Very good. We are in nearly complete agreement. I would add that there are two other problems with solar and wind because of its intermittency. 1st is seen in off-the grid solar homes with large batteries. Critical question: What is your coverage period and what is your recovery period? Typically, cheaper systems are sized for 3 days for both. This means that the system must be able to generate enough power during the lowest period (winter usually) to fill those batteries over 3 days, while meeting 24 hour load demands. Let's call our daily needs X. If we assume low period days are 50% (generous) of average days, then our capacity requirement is: [X+(x/3)]/0.5 = 2.66 x your average daily needs. Sounds fine?

Think about it. This means that most of the time, you will have 1.66 x your daily needs in excess. In the real world, you will have a low starvation period, and a summer high wild excess period. What do you do with that excess energy? Answer. You don't. You have to not accept it from your solar cells. Hey. That means that the energy required to make those solar cells doesn't get paid off by generating solar power for a lot longer. If that time is 2 years, now the real time to energy payback is around 5.32 years. If, that is, everything goes swimmingly.

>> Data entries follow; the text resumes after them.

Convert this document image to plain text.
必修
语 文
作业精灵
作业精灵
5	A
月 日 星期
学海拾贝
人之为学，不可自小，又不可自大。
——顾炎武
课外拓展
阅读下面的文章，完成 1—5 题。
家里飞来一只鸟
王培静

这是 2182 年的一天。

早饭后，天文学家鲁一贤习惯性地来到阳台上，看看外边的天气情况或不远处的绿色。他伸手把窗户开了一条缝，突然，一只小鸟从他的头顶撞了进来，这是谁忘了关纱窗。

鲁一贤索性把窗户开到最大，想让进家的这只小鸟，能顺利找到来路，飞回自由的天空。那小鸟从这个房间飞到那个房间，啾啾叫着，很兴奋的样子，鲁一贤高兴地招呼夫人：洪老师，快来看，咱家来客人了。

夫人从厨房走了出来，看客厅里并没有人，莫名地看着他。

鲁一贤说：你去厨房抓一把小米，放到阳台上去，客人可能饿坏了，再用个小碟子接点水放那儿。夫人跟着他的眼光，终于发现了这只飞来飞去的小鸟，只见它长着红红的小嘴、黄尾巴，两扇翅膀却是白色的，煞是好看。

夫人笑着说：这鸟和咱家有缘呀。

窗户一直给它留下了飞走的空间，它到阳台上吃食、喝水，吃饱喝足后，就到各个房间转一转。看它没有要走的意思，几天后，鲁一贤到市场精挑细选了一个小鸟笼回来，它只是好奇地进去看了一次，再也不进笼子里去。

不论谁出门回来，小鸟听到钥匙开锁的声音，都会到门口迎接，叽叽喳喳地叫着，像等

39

Maybe we can do better by harvesting more of that excess energy through the year. That means expanding the battery banks tremendously. You now need to save energy in those batteries for 3-6 months. Batteries don't do that very well. The cost is astronomical. And, most batteries don't do well with severe deep cycling. That's why when you drive that Tesla, you leave 30 miles or more in the battery so you don't "brick" your car. It's around 12% or more that you want to keep. So, the longer the time period of coverage and storage, the more margin you need, and that costs.

Alternatively, you build solar + wind capacity so that you will almost always have excess. But to do that, if you take a look at a wind energy graph, you have to expand your capacity to 5-15 times your normal load on the grid. Then you can turn some of it off when you don't need it, which will be most of the time.

The basic problem here is that solar and wind generates energy when it wants to---not when you need it. So the process for control to meet demand is to cut off energy, not generate it. This is why Scottish windmills have made more money to not deliver power than to deliver it.